Huhu Pia. Lustige Geschichte. Aber unter firefox mac os tiger, ist dein komplettes Design, nicht zu gebrauchen. Ich schick dir gleich einen Screenshot.
Liebe grüße
Martin
ja, diese Musik scheint wirklich merkwürdige Auswirkungen zu haben. aber jedenfalls hat die gute Frau uns ne witzige Geschichte beschert.
Kann einer Dame schoeners passieren, als so viel jünger geschätzt zu werden? Oder ist das bei dir dasselbe wie bei mir? Ich hasse es, jünger geschätzt zu werden…
LG
Sascha
sehr schön, hab gut gelacht. mit augen auskratzen wär es noch besser gewesen!

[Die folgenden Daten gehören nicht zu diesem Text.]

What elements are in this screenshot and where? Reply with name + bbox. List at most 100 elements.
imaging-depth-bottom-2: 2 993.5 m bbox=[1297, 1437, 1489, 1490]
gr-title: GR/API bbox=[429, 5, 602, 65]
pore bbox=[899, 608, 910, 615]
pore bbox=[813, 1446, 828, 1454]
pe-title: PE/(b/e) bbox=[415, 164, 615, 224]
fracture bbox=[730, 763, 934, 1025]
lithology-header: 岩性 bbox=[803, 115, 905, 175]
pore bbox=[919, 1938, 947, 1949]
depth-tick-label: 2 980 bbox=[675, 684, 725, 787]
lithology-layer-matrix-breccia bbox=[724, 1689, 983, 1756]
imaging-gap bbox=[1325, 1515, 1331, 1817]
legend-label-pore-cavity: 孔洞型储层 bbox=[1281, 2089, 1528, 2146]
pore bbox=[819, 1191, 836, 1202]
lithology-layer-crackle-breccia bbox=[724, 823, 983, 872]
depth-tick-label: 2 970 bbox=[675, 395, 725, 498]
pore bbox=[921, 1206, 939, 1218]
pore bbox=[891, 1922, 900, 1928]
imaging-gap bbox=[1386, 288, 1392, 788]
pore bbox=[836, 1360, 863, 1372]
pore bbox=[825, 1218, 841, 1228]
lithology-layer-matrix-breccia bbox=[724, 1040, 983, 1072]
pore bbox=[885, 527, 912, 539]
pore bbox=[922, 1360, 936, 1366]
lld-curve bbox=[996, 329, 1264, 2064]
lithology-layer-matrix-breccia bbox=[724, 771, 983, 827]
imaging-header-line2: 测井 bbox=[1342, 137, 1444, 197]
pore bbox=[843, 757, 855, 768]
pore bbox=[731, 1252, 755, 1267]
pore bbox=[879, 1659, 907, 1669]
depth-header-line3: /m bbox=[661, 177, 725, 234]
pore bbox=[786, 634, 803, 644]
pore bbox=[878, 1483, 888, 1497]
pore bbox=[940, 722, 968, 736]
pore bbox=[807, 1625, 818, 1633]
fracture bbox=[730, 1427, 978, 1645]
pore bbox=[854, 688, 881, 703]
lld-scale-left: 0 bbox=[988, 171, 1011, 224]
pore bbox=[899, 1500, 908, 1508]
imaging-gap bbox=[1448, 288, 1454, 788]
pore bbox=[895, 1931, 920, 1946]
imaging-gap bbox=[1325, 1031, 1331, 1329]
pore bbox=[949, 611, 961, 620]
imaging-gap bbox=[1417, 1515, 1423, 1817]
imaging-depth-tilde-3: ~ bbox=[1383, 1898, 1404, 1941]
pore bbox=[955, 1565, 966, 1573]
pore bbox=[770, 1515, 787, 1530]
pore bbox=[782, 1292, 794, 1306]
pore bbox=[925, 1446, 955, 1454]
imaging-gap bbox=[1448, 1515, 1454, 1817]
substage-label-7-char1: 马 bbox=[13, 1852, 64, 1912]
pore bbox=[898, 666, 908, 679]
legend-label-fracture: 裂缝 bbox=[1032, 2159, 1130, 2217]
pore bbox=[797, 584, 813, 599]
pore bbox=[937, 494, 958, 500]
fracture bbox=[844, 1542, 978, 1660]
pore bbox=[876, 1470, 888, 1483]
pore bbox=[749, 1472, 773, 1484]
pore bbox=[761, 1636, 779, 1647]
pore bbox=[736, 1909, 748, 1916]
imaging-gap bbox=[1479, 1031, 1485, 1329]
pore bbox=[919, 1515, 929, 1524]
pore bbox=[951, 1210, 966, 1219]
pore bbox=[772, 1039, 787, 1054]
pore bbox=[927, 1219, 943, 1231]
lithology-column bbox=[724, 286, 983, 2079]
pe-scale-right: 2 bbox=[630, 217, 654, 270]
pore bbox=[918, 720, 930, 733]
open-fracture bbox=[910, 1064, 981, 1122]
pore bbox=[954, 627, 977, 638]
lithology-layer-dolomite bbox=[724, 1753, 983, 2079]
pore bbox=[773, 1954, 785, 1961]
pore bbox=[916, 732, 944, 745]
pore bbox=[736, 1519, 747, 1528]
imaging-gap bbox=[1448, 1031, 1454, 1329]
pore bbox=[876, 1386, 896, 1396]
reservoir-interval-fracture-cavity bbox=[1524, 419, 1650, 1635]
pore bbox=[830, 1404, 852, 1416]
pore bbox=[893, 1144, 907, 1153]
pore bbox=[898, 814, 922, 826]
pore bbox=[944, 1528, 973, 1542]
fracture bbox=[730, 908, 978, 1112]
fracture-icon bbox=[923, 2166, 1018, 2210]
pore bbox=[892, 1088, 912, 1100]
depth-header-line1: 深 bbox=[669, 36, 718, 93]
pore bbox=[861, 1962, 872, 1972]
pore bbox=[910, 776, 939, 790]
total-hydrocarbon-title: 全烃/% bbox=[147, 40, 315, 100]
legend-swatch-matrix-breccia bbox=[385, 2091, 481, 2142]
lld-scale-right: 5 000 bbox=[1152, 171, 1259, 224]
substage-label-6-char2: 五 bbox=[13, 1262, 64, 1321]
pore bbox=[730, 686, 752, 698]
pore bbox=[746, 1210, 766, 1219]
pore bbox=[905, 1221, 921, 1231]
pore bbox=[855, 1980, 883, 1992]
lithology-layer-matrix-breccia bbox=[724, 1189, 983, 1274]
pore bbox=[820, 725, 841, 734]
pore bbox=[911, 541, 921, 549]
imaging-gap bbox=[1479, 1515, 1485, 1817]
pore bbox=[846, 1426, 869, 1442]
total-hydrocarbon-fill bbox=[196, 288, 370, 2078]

Manchmal schreibt das Leben eben auch schöne Geschichten.
Also ich fnde Du bist noch nicht in dem Alter, in dem man sich darüber freuen muss, wenn man jünger geschätzt wird. Ich bin froh, wenn man mich so alt schätzt wie ich bin.
Ich stimme der Schottin zu. Allerdings ist es eine wahre Genugtuung, wenn dich jemand im gleichen Alter für deutlich jünger hält. Das war eigentlich auch nur ein Armutszeugnis für Marusha …
Und das Leben schreibt nicht manchmal die schönsten Geschichten … sondern immer.
nein. nicht *immer*. definitiv nicht.
Lassen Sie mich, werte Pia, auch im Namen des Pia-Fanclub, meine tiefe Anteilnahme über den tragischen Verlust ihres Föns ausdrücken.
Observer
Ich bedanke mich aufs Herzlichste für Ihre Anteilnahme.
mich würde interesserieren, was es nun mit dem „pänz“ auf sich hat? was hat sich der gemeine saarländer / berliner darunter vorzustellen? rheinländische herzlichkeit?
@Pia:
Du darfst in der Firma privat surfen bzw. sogar in deinem Blog schreiben? Hast du aber einen großzügigen Chef.
Pat: Eingentlich sollte hinter dem Wort eine Beschreibung liegen (mal drüber rutschen, mit der Maus).
Tobias: (http://www.daily-pia.de/?p=1490). Und ja, mein Chef vertraut mir, dass meine Arbeit vorgeht. Lieber mal fünf Minuten ins Blog gesteckt, als stundenlang surfen. Vertrauensbasis nennt man das :)
Und ich dachte ich hätte alle Podcasts von dir gehört. Sorry, hab ich wohl übersprungen bzw. übersehen (hab sie nämlich nicht nach einander sondern durcheinander gehört). Werds gleich nachholen.